Nicolas prétend que sur la route, je rencontrerai des dangers. Qu’il y a sûrement des bandes, des hordes, des brigands, qui se sont échappés des villes, qui se sont organisés aux abords des villes abandonnées. Qu’on a de la chance d’être là, perdu au milieu de nulle part dans un village isolé et difficile d’accès, que ce n’est sûrement pas le cas dès qu’il y a un peu plus de commodités, de l’eau, des plaines plus faciles à cultiver et des restes de civilisation.
Je lui oppose que l’iA contrôle tout ça. Si l’iA est capable de nous localiser, de venir nous voir pour nous donner de la cellulose quand on est au bord de la famine, alors la sécurité doit être assurée sur le reste du territoire.
Mais il doute et il me met le doute. Il me confie un petit Glock qu’il a trouvé dans l’appartement d’un ancien gendarme.
Mon package grossit. Il faut que je m’entraîne à marcher avec ce truc sur le dos. Je décide donc de faire une petite randonnée jusqu’à Ontex, le village qui surplombe la vallée. C’est 4 ou 5 kilomètres, tout au plus, mais avec un dénivelé assez important. Un bon entraînement pour mes cuisses.
En arrivant au sommet, après une ascension bien plus difficile que je ne l’imaginais, à cause de la végétation qui a mangé le chemin, je suis stupéfaite par la vue sur le lac, par la beauté des montagnes au printemps. J’ai envie de m’installer là pour toujours. J’oublie l’hiver, j’oublie la solitude. La beauté suffit à remplir une vie. Au moins pendant quelques instants.
Je me souviens alors qu’ici, dans les années 2030, il y avait eu une expérience de ferme autonome. Si quelqu’un avait fait comme Nicolas ?
J’ai du mal à retrouver le chemin. C’était dans le bois, loin du village. Loin dans ma mémoire d’enfant. Avec ma mère, on faisait parfois des balades, durant l’été…C’était une ferme dans une clairière, avec des panneaux solaires sur le toit. En me frayant un chemin sur ce que je suppose être la piste en terre battue qui conduit à ce petit paradis, je ne pense pas vraiment trouver quelqu’un. Tout semble redevenu sauvage, enfoui sous une végétation déjà dense, malgré le printemps balbutiant. Personne n’emprunte ce chemin, hormis quelques bêtes.
Avec ma machette, je me sens en sécurité. Je tranche dans les ronces et dans les fougères. Les branches d’acacias ne me font pas peur, malgré les épines. J’avance et je reprends confiance. Oui, je suis capable d’aller jusqu’à Lyon.
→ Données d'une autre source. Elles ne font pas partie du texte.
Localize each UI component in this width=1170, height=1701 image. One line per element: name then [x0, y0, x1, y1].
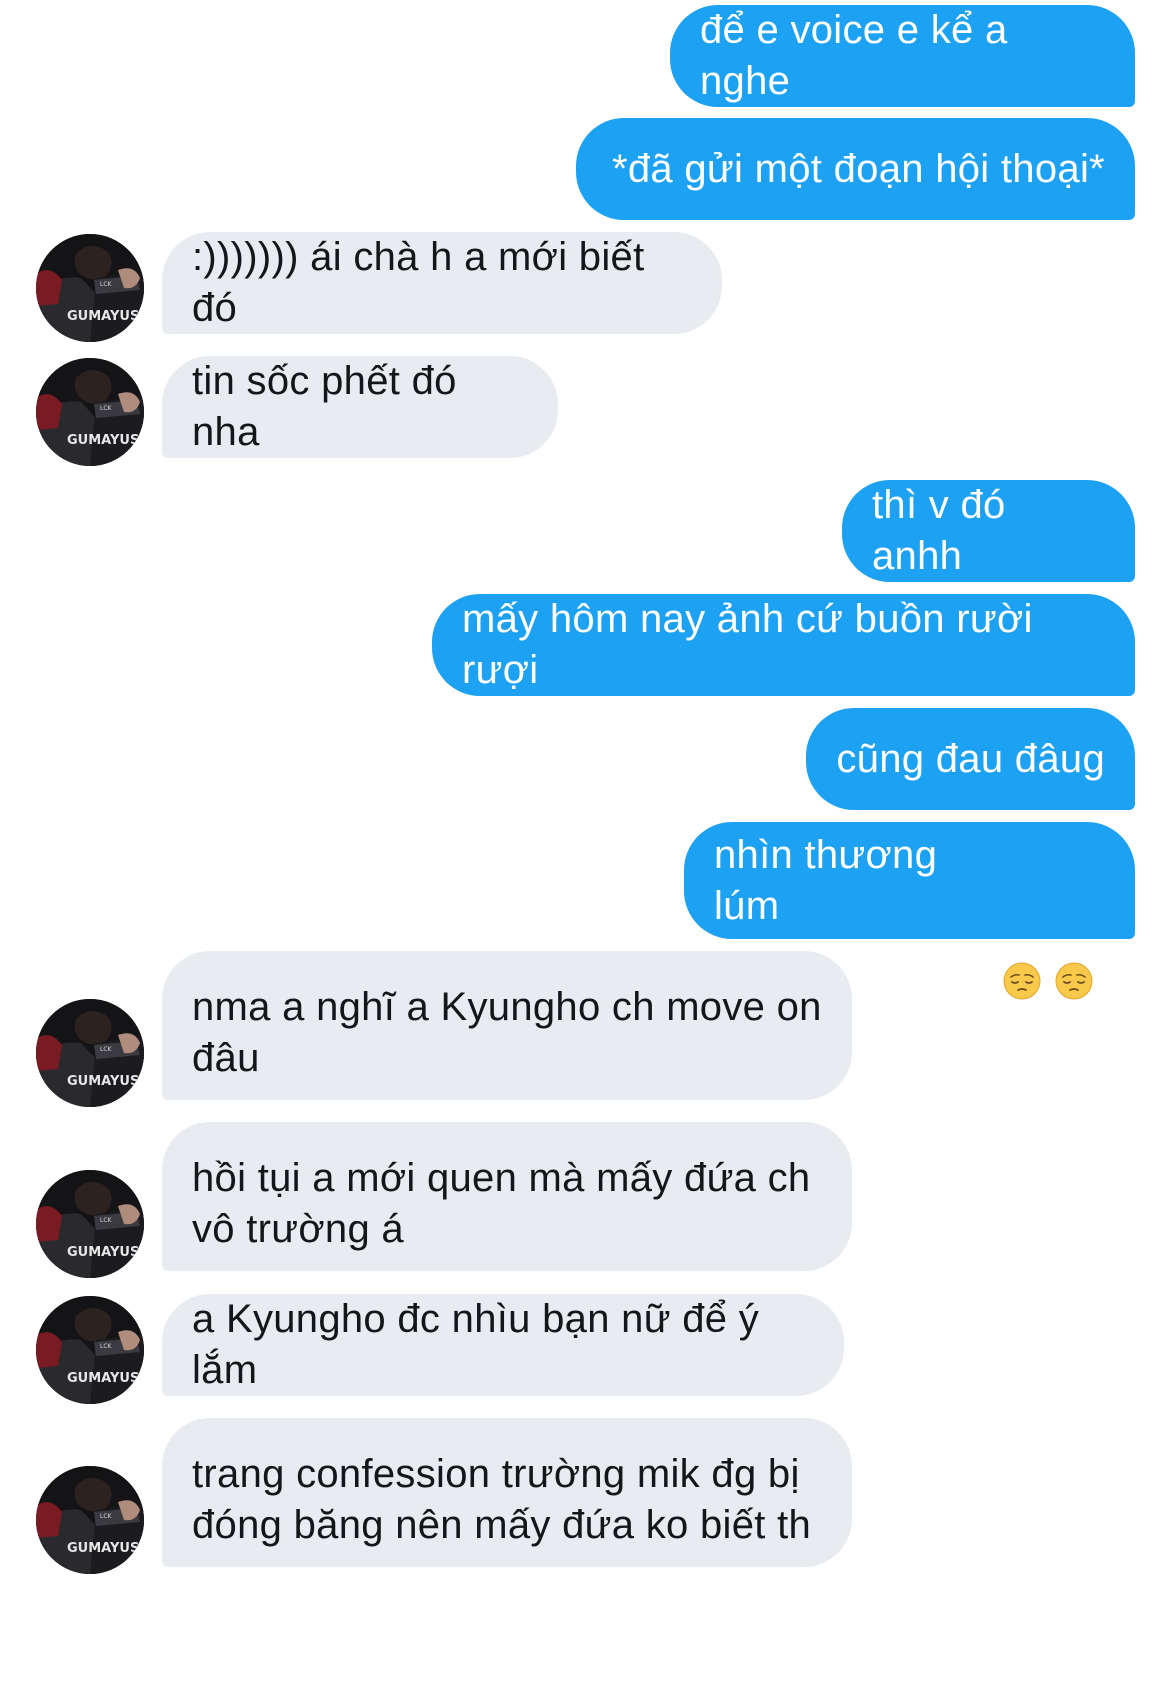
sent-message-row: nhìn thương lúm	[0, 822, 1170, 999]
sent-message-bubble[interactable]: cũng đau đâug	[806, 708, 1135, 810]
svg-text:LCK: LCK	[100, 281, 113, 288]
sent-message-row: cũng đau đâug	[0, 708, 1170, 810]
contact-avatar[interactable]: LCK GUMAYUSI	[36, 999, 144, 1107]
contact-avatar[interactable]: LCK GUMAYUSI	[36, 1170, 144, 1278]
received-message-row: LCK GUMAYUSI trang confession trường mik…	[0, 1418, 1170, 1574]
received-message-bubble[interactable]: :))))))) ái chà h a mới biết đó	[162, 232, 722, 334]
sent-message-bubble[interactable]: thì v đó anhh	[842, 480, 1135, 582]
avatar-caption: GUMAYUSI	[67, 309, 144, 324]
message-text: *đã gửi một đoạn hội thoại*	[612, 146, 1105, 191]
sent-message-bubble[interactable]: mấy hôm nay ảnh cứ buồn rười rượi	[432, 594, 1135, 696]
message-text: nhìn thương lúm	[714, 832, 949, 928]
received-message-row: LCK GUMAYUSI hồi tụi a mới quen mà mấy đ…	[0, 1122, 1170, 1278]
received-message-bubble[interactable]: hồi tụi a mới quen mà mấy đứa ch vô trườ…	[162, 1122, 852, 1271]
svg-text:LCK: LCK	[100, 405, 113, 412]
contact-avatar[interactable]: LCK GUMAYUSI	[36, 1466, 144, 1574]
sent-message-row: thì v đó anhh	[0, 480, 1170, 582]
received-message-row: LCK GUMAYUSI a Kyungho đc nhìu bạn nữ để…	[0, 1294, 1170, 1404]
message-text: cũng đau đâug	[836, 736, 1105, 781]
message-thread: để e voice e kể a nghe *đã gửi một đoạn …	[0, 0, 1170, 1701]
sent-message-row: để e voice e kể a nghe	[0, 5, 1170, 107]
sent-message-row: mấy hôm nay ảnh cứ buồn rười rượi	[0, 594, 1170, 696]
avatar-caption: GUMAYUSI	[67, 1541, 144, 1556]
message-text: trang confession trường mik đg bị đóng b…	[192, 1452, 812, 1547]
svg-text:LCK: LCK	[100, 1217, 113, 1224]
avatar-caption: GUMAYUSI	[67, 433, 144, 448]
sent-message-bubble[interactable]: để e voice e kể a nghe	[670, 5, 1135, 107]
contact-avatar[interactable]: LCK GUMAYUSI	[36, 358, 144, 466]
sent-message-bubble[interactable]: *đã gửi một đoạn hội thoại*	[576, 118, 1135, 220]
received-message-row: LCK GUMAYUSI nma a nghĩ a Kyungho ch mov…	[0, 951, 1170, 1107]
received-message-row: LCK GUMAYUSI :))))))) ái chà h a mới biế…	[0, 232, 1170, 342]
received-message-bubble[interactable]: a Kyungho đc nhìu bạn nữ để ý lắm	[162, 1294, 844, 1396]
contact-avatar[interactable]: LCK GUMAYUSI	[36, 234, 144, 342]
message-text: a Kyungho đc nhìu bạn nữ để ý lắm	[192, 1297, 771, 1392]
avatar-caption: GUMAYUSI	[67, 1371, 144, 1386]
avatar-caption: GUMAYUSI	[67, 1074, 144, 1089]
received-message-bubble[interactable]: trang confession trường mik đg bị đóng b…	[162, 1418, 852, 1567]
message-text: hồi tụi a mới quen mà mấy đứa ch vô trườ…	[192, 1156, 811, 1251]
svg-text:LCK: LCK	[100, 1513, 113, 1520]
message-text: tin sốc phết đó nha	[192, 359, 469, 454]
received-message-bubble[interactable]: tin sốc phết đó nha	[162, 356, 558, 458]
sent-message-bubble[interactable]: nhìn thương lúm	[684, 822, 1135, 999]
avatar-caption: GUMAYUSI	[67, 1245, 144, 1260]
received-message-row: LCK GUMAYUSI tin sốc phết đó nha	[0, 356, 1170, 466]
pensive-face-emoji	[1003, 860, 1041, 999]
pensive-face-emoji	[1055, 860, 1093, 999]
message-text: mấy hôm nay ảnh cứ buồn rười rượi	[462, 597, 1045, 692]
svg-text:LCK: LCK	[100, 1046, 113, 1053]
message-text: nma a nghĩ a Kyungho ch move on đâu	[192, 985, 822, 1080]
message-text: thì v đó anhh	[872, 483, 1018, 578]
message-text: để e voice e kể a nghe	[700, 8, 1019, 103]
svg-text:LCK: LCK	[100, 1343, 113, 1350]
received-message-bubble[interactable]: nma a nghĩ a Kyungho ch move on đâu	[162, 951, 852, 1100]
message-text: :))))))) ái chà h a mới biết đó	[192, 235, 656, 330]
contact-avatar[interactable]: LCK GUMAYUSI	[36, 1296, 144, 1404]
sent-message-row: *đã gửi một đoạn hội thoại*	[0, 118, 1170, 220]
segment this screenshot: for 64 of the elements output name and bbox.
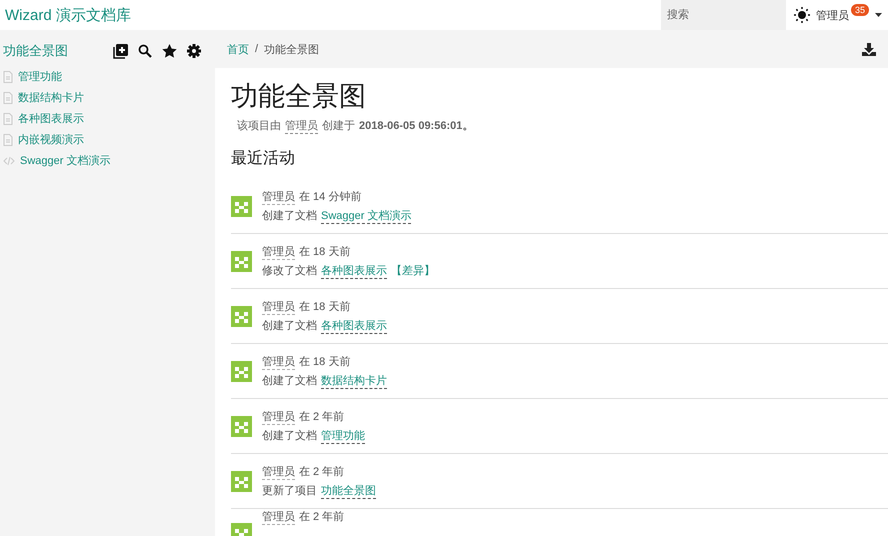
code-icon	[3, 156, 15, 166]
document-link[interactable]: 管理功能	[321, 428, 365, 444]
user-menu[interactable]: 管理员	[816, 8, 849, 22]
sidebar-item[interactable]: 管理功能	[3, 66, 215, 87]
activity-time: 在 18 天前	[299, 244, 350, 260]
sidebar-item[interactable]: 内嵌视频演示	[3, 129, 215, 150]
document-link[interactable]: Swagger 文档演示	[321, 208, 412, 224]
user-link[interactable]: 管理员	[262, 408, 295, 424]
download-icon[interactable]	[862, 42, 876, 56]
avatar-icon	[231, 416, 252, 436]
section-title: 最近活动	[231, 148, 296, 169]
caret-icon[interactable]	[875, 13, 882, 17]
sun-icon[interactable]	[794, 7, 810, 23]
activity-action: 创建了文档	[262, 208, 317, 224]
document-icon	[3, 112, 13, 124]
activity-time: 在 18 天前	[299, 354, 350, 370]
document-link[interactable]: 各种图表展示	[321, 318, 387, 334]
search-field[interactable]: 搜索	[660, 0, 786, 30]
page-title: 功能全景图	[231, 80, 367, 113]
document-link[interactable]: 数据结构卡片	[321, 372, 387, 388]
add-document-icon[interactable]	[113, 44, 128, 58]
document-icon	[3, 70, 13, 82]
avatar-icon	[231, 470, 252, 492]
avatar-icon	[231, 250, 252, 272]
activity-action: 修改了文档	[262, 264, 317, 278]
activity-action: 创建了文档	[262, 374, 317, 388]
search-icon[interactable]	[138, 44, 152, 58]
activity-time: 在 14 分钟前	[299, 190, 362, 204]
avatar-icon	[231, 360, 252, 382]
activity-action: 更新了项目	[262, 484, 317, 498]
created-date: 2018-06-05 09:56:01。	[359, 119, 474, 134]
settings-icon[interactable]	[187, 44, 201, 58]
user-link[interactable]: 管理员	[262, 354, 295, 370]
author-link[interactable]: 管理员	[285, 118, 318, 134]
document-icon	[3, 134, 13, 146]
diff-link[interactable]: 【差异】	[391, 262, 435, 278]
sidebar-title[interactable]: 功能全景图	[3, 42, 113, 60]
document-link[interactable]: 各种图表展示	[321, 262, 387, 278]
document-icon	[3, 92, 13, 104]
sidebar-item[interactable]: Swagger 文档演示	[3, 150, 215, 171]
user-link[interactable]: 管理员	[262, 298, 295, 314]
breadcrumb-link[interactable]: 首页	[227, 42, 249, 56]
activity-time: 在 2 年前	[299, 464, 344, 480]
activity-action: 创建了文档	[262, 318, 317, 334]
breadcrumb-separator: /	[255, 43, 258, 55]
meta-text: 该项目由	[237, 118, 281, 134]
notification-badge: 35	[850, 4, 869, 16]
meta-text: 创建于	[322, 119, 355, 134]
activity-time: 在 18 天前	[299, 300, 350, 314]
sidebar-item[interactable]: 各种图表展示	[3, 108, 215, 129]
avatar-icon	[231, 196, 252, 216]
breadcrumb-current: 功能全景图	[264, 42, 320, 56]
activity-time: 在 2 年前	[299, 510, 344, 525]
star-icon[interactable]	[162, 44, 177, 58]
brand-title[interactable]: Wizard 演示文档库	[0, 6, 661, 24]
avatar-icon	[231, 306, 252, 326]
user-link[interactable]: 管理员	[262, 244, 295, 260]
activity-time: 在 2 年前	[299, 410, 344, 424]
document-link[interactable]: 功能全景图	[321, 482, 376, 498]
user-link[interactable]: 管理员	[262, 188, 295, 204]
user-link[interactable]: 管理员	[262, 464, 295, 480]
sidebar-item[interactable]: 数据结构卡片	[3, 87, 215, 108]
user-link[interactable]: 管理员	[262, 509, 295, 525]
activity-action: 创建了文档	[262, 428, 317, 444]
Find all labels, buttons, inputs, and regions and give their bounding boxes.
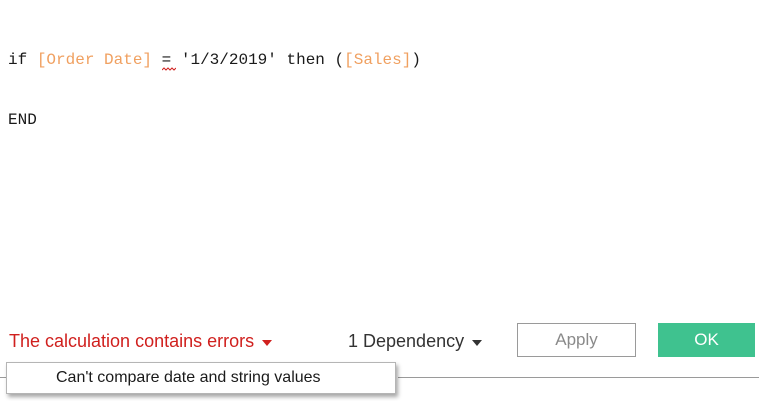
apply-button[interactable]: Apply — [517, 323, 636, 357]
keyword-then: then — [286, 51, 325, 69]
error-tooltip: Can't compare date and string values — [6, 362, 396, 394]
dependency-dropdown[interactable]: 1 Dependency — [348, 331, 483, 352]
caret-down-icon — [472, 339, 483, 346]
code-line-1: if [Order Date] = '1/3/2019' then ([Sale… — [8, 50, 748, 71]
keyword-if: if — [8, 51, 28, 69]
dependency-label: 1 Dependency — [348, 331, 465, 351]
ok-button[interactable]: OK — [658, 323, 755, 357]
error-operator: = — [161, 50, 176, 71]
field-sales[interactable]: [Sales] — [344, 51, 411, 69]
divider — [398, 377, 759, 378]
keyword-end: END — [8, 111, 37, 129]
code-line-2: END — [8, 110, 748, 130]
error-tooltip-message: Can't compare date and string values — [56, 369, 321, 386]
caret-down-icon — [262, 339, 273, 346]
squiggle-underline-icon — [161, 67, 176, 71]
open-paren: ( — [334, 51, 345, 69]
calculation-editor[interactable]: if [Order Date] = '1/3/2019' then ([Sale… — [8, 10, 748, 310]
field-order-date[interactable]: [Order Date] — [37, 51, 152, 69]
close-paren: ) — [411, 51, 421, 69]
string-literal: '1/3/2019' — [180, 51, 277, 69]
calculation-footer: The calculation contains errors 1 Depend… — [0, 322, 759, 362]
error-status-label: The calculation contains errors — [9, 331, 255, 351]
error-status-dropdown[interactable]: The calculation contains errors — [9, 331, 273, 352]
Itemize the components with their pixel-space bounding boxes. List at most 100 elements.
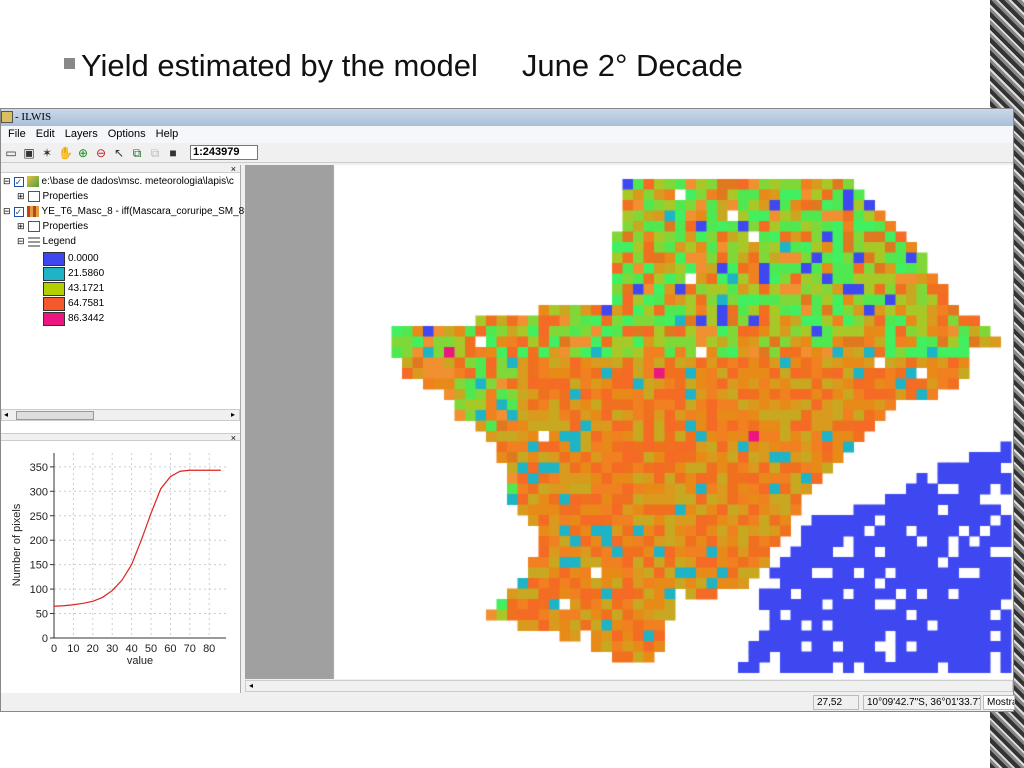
tree-properties-2[interactable]: ⊞ Properties	[17, 219, 88, 234]
x-tick-label: 80	[203, 643, 215, 655]
x-tick-label: 60	[164, 643, 176, 655]
y-axis-label: Number of pixels	[11, 503, 23, 586]
bullet-icon	[64, 58, 75, 70]
y-tick-label: 0	[42, 633, 48, 645]
layer-checkbox[interactable]: ✓	[13, 206, 24, 217]
status-cell: 27,52	[813, 695, 859, 710]
yield-raster-map[interactable]	[245, 165, 1013, 679]
hand-pan-icon[interactable]: ✋	[58, 146, 73, 160]
toolbar: ▭ ▣ ✶ ✋ ⊕ ⊖ ↖ ⧉ ⧉ ■ 1:243979	[1, 143, 1013, 163]
tree-properties-1[interactable]: ⊞ Properties	[17, 189, 88, 204]
y-tick-label: 50	[36, 609, 48, 621]
layer-checkbox[interactable]: ✓	[13, 176, 24, 187]
map-view[interactable]	[245, 165, 1013, 679]
x-tick-label: 10	[67, 643, 79, 655]
legend-swatch	[43, 251, 65, 266]
properties-label: Properties	[42, 191, 89, 202]
map-horizontal-scrollbar[interactable]: ◂	[245, 680, 1013, 692]
scroll-thumb[interactable]	[16, 411, 94, 420]
series-line	[53, 469, 221, 607]
expand-icon[interactable]: ⊞	[17, 221, 25, 232]
collapse-icon[interactable]: ⊟	[3, 206, 11, 217]
legend-swatch	[43, 266, 65, 281]
x-axis-label: value	[127, 655, 153, 667]
legend-label: Legend	[42, 236, 76, 247]
legend-item: 21.5860	[43, 266, 104, 281]
collapse-icon[interactable]: ⊟	[3, 176, 11, 187]
y-tick-label: 300	[30, 486, 48, 498]
status-coordinates: 10°09'42.7"S, 36°01'33.77"	[863, 695, 981, 710]
menu-file[interactable]: File	[3, 126, 31, 143]
scale-input[interactable]: 1:243979	[190, 145, 258, 160]
scroll-left-icon[interactable]: ◂	[4, 410, 8, 419]
layer-panel: × ⊟ ✓ e:\base de dados\msc. meteorologia\l…	[1, 165, 250, 695]
status-mode: Mostra	[983, 695, 1015, 710]
raster-layer-icon	[26, 206, 39, 217]
legend-value: 0.0000	[68, 253, 99, 264]
menu-edit[interactable]: Edit	[31, 126, 60, 143]
legend-swatch	[43, 311, 65, 326]
close-icon[interactable]: ×	[231, 433, 236, 443]
slide-subtitle: June 2° Decade	[521, 48, 743, 83]
x-tick-label: 40	[125, 643, 137, 655]
collapse-icon[interactable]: ⊟	[17, 236, 25, 247]
panel-header: ×	[1, 165, 240, 174]
slide-title: Yield estimated by the model June 2° Deca…	[64, 48, 743, 84]
menu-help[interactable]: Help	[151, 126, 184, 143]
layer-tree: ⊟ ✓ e:\base de dados\msc. meteorologia\lap…	[1, 173, 250, 409]
properties-icon	[27, 221, 40, 232]
app-icon	[1, 111, 13, 123]
layer-name: YE_T6_Masc_8 - iff(Mascara_coruripe_SM_8…	[41, 206, 251, 217]
histogram-chart: 0 10 20 30 40 50 60 70 80 0 50 100 150 200 250 300 350 va…	[11, 453, 226, 667]
status-bar: 27,52 10°09'42.7"S, 36°01'33.77" Mostra	[1, 693, 1015, 711]
x-tick-label: 70	[184, 643, 196, 655]
ilwis-window: - ILWIS File Edit Layers Options Help ▭ …	[0, 108, 1015, 712]
pan-star-icon[interactable]: ✶	[40, 146, 54, 160]
y-tick-label: 100	[30, 584, 48, 596]
legend-item: 64.7581	[43, 296, 104, 311]
y-tick-label: 150	[30, 560, 48, 572]
menu-options[interactable]: Options	[103, 126, 151, 143]
scroll-right-icon[interactable]: ▸	[231, 410, 235, 419]
legend-item: 43.1721	[43, 281, 104, 296]
legend-item: 0.0000	[43, 251, 99, 266]
tree-legend[interactable]: ⊟ Legend	[17, 234, 76, 249]
zoom-out-icon[interactable]: ⊖	[94, 146, 108, 160]
tree-layer-2[interactable]: ⊟ ✓ YE_T6_Masc_8 - iff(Mascara_coruripe_SM…	[3, 204, 250, 219]
menu-bar: File Edit Layers Options Help	[1, 126, 1013, 143]
remove-layer-icon[interactable]: ⧉	[148, 146, 162, 160]
tree-horizontal-scrollbar[interactable]: ◂ ▸	[1, 409, 240, 421]
layer-name: e:\base de dados\msc. meteorologia\lapis…	[41, 176, 234, 187]
x-tick-label: 20	[87, 643, 99, 655]
x-tick-label: 50	[145, 643, 157, 655]
legend-value: 21.5860	[68, 268, 105, 279]
legend-value: 86.3442	[68, 313, 105, 324]
window-title: - ILWIS	[15, 111, 52, 123]
legend-swatch	[43, 296, 65, 311]
tree-layer-1[interactable]: ⊟ ✓ e:\base de dados\msc. meteorologia\lap…	[3, 174, 234, 189]
display-icon[interactable]: ▣	[22, 146, 36, 160]
y-tick-label: 350	[30, 462, 48, 474]
y-tick-label: 200	[30, 535, 48, 547]
select-pointer-icon[interactable]: ↖	[112, 146, 126, 160]
save-icon[interactable]: ■	[166, 146, 180, 160]
expand-icon[interactable]: ⊞	[17, 191, 25, 202]
legend-icon	[27, 236, 40, 247]
legend-value: 64.7581	[68, 298, 105, 309]
title-bar: - ILWIS	[1, 109, 1013, 126]
slide-title-text: Yield estimated by the model	[81, 48, 478, 83]
scroll-left-icon[interactable]: ◂	[249, 681, 253, 690]
histogram-panel-header: ×	[1, 433, 240, 443]
new-map-icon[interactable]: ▭	[4, 146, 18, 160]
add-layer-icon[interactable]: ⧉	[130, 146, 144, 160]
x-tick-label: 30	[106, 643, 118, 655]
legend-swatch	[43, 281, 65, 296]
x-tick-label: 0	[51, 643, 57, 655]
y-tick-label: 250	[30, 511, 48, 523]
legend-item: 86.3442	[43, 311, 104, 326]
zoom-in-icon[interactable]: ⊕	[76, 146, 90, 160]
properties-icon	[27, 191, 40, 202]
properties-label: Properties	[42, 221, 89, 232]
menu-layers[interactable]: Layers	[60, 126, 103, 143]
legend-value: 43.1721	[68, 283, 105, 294]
Et puis, surprise ! Autour de la ferme, s’ouvrent une immense clairière et un pré printanier, couvert d’orchis sauvages violets. C’est splendide. Le paradis est préservé. Qui vit encore là ? Dans un premier temps, je reste planquée, à distance, à l’orée du bois, derrière les troncs majestueux des hêtres et des sapins. J’observe. Il est déjà tard dans la journée. Je suis partie au soleil levant, mais j’ai mis plus de temps que prévu et quand j’arrive là, je sens déjà le soleil descendre derrière les montagnes. Il est prudent que je redescende avant la nuit Je n’ai rien vu bouger. Mais la cheminée s’est mise à fumer. Il n’y a pas de doute. Il y a d’autres humains ici.
Je repars sur mes traces, en courant, mon barda sur le dos. Je me promets de revenir très vite. Je suis déjà fascinée par ces autres ermites, même si j’ai hâte aussi de découvrir ceux qui sont partis. Ceux qui ont choisi de répondre aux sirènes de l’iA.